The current map yields a 15% efficiency advantage for Republicans, meaning that compared to Democrats, they were able to convert their votes into 15% more seats, i.e. ~2.7 seats out of the 18 total in the Pennsylvania Congressional delegation. Now recall that just a few months into the first session of the 115th Congress, ACA repeal was passed in the House by just four votes.

### Remedial efficiency gap
efficiency_gap(penn_remedial)
Total Votes Net Wasted Votes Efficiency Gap
5,698,604 464,204 8.1%

The new map still favors the Republicans, but only by 8%. This translates to roughly a 1.5 seat advantage, and thus provides a small boost to the Democrats. It also falls within Stephanopoulos and McGhee’s suggested threshold of 2 seats for a non-partisan map.

Now let’s compare these results to one of Chen and Cottrell’s simulated maps.

dist_sim <- 
  st_read(file_simulated) %>% 
  st_set_crs(4326) %>% 
  select(cd = dist)
## Reading layer `plan_1' from data source `/Users/Benjamin/Downloads/PA Redistricting/plan_1.shp' using driver `ESRI Shapefile'
## Simple feature collection with 18 features and 17 fields
## geometry type:  POLYGON
## dimension:      XY
## bbox:           xmin: -80.51985 ymin: 39.7198 xmax: -74.6895 ymax: 42.51607
## epsg (SRID):    NA
## proj4string:    NA
penn_sim <- 
  st_intersection(dist_sim, penn) %>%
  as_tibble() %>% 
  mutate(
    area = st_area(geometry)
  ) %>% 
  group_by(precinct) %>% 
  filter(area == max(area)) %>% 
  ungroup() %>% 
  select(precinct, cd, everything(), -area)
efficiency_gap(penn_sim)
Total Votes Net Wasted Votes Efficiency Gap
5,698,604 373,971 6.6%

The simulated map results in an efficiency gap of 6.6%, or a ~1.2 seat advantage, also in favor of the Republicans. As it turns out, surprisingly few of the simulated maps from Chen and Cottrell’s study result in a Democratic advantage – it’s difficult to draw maps that favor Democrats due to the tendency of Democratic voters to cluster in densely populated and geographically confined urban areas. Along with Jonathan Rodden (from Stanford’s political science department), Chen has used these simulations to argue that the Democrats’ biggest problem is not partisan gerrymandering by Republicans, but the natural human geography of their voting base.
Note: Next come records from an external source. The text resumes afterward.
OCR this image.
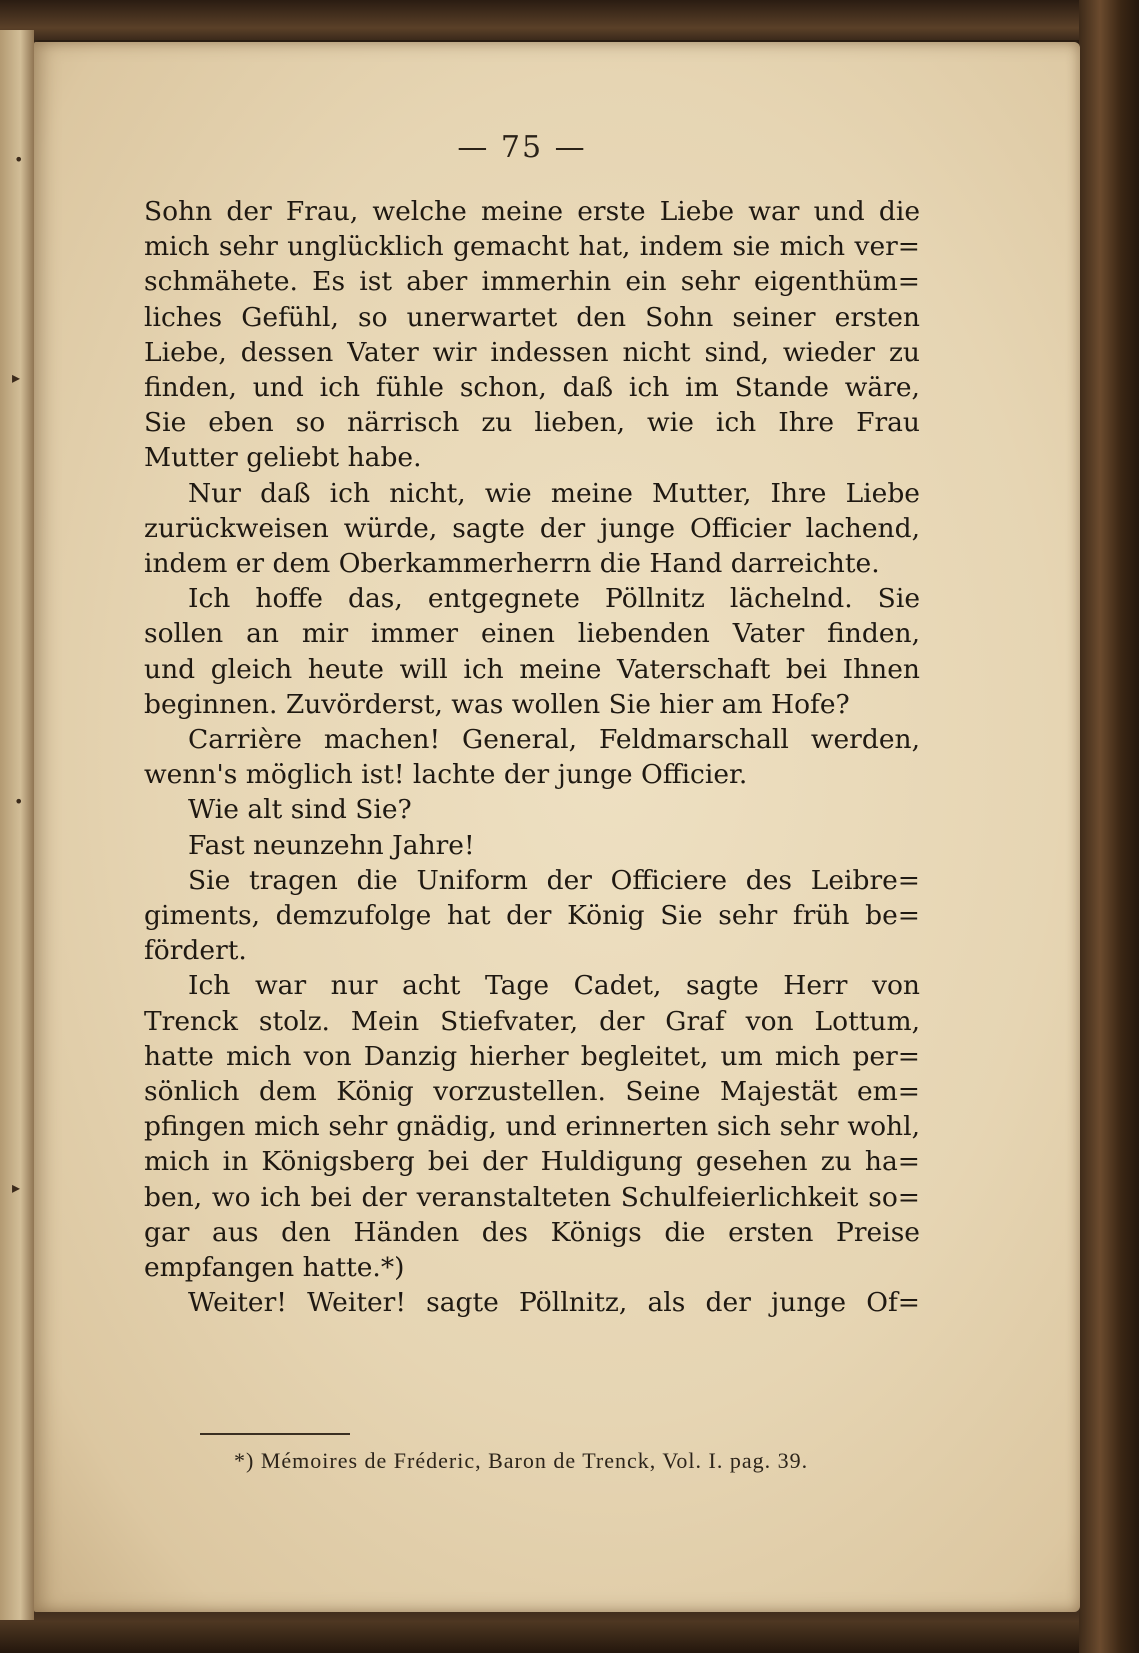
•
▸
•
▸
— 75 —
Sohn der Frau, welche meine erste Liebe war und die
mich sehr unglücklich gemacht hat, indem sie mich ver=
schmähete. Es ist aber immerhin ein sehr eigenthüm=
liches Gefühl, so unerwartet den Sohn seiner ersten
Liebe, dessen Vater wir indessen nicht sind, wieder zu
finden, und ich fühle schon, daß ich im Stande wäre,
Sie eben so närrisch zu lieben, wie ich Ihre Frau
Mutter geliebt habe.
Nur daß ich nicht, wie meine Mutter, Ihre Liebe
zurückweisen würde, sagte der junge Officier lachend,
indem er dem Oberkammerherrn die Hand darreichte.
Ich hoffe das, entgegnete Pöllnitz lächelnd. Sie
sollen an mir immer einen liebenden Vater finden,
und gleich heute will ich meine Vaterschaft bei Ihnen
beginnen. Zuvörderst, was wollen Sie hier am Hofe?
Carrière machen! General, Feldmarschall werden,
wenn's möglich ist! lachte der junge Officier.
Wie alt sind Sie?
Fast neunzehn Jahre!
Sie tragen die Uniform der Officiere des Leibre=
giments, demzufolge hat der König Sie sehr früh be=
fördert.
Ich war nur acht Tage Cadet, sagte Herr von
Trenck stolz. Mein Stiefvater, der Graf von Lottum,
hatte mich von Danzig hierher begleitet, um mich per=
sönlich dem König vorzustellen. Seine Majestät em=
pfingen mich sehr gnädig, und erinnerten sich sehr wohl,
mich in Königsberg bei der Huldigung gesehen zu ha=
ben, wo ich bei der veranstalteten Schulfeierlichkeit so=
gar aus den Händen des Königs die ersten Preise
empfangen hatte.*)
Weiter! Weiter! sagte Pöllnitz, als der junge Of=
*) Mémoires de Fréderic, Baron de Trenck, Vol. I. pag. 39.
This does nothing to excuse the unnatural advantages of partisan gerrymandering, of course, and as we’ve seen (and has been proven in court), the Pennsylvania Republican party’s map represented a blatant – and effective – power grab. In Congress, every representative’s vote counts equally, no matter where they live. In other words, every vote counts. The same should be true for Pennsylvania’s voters.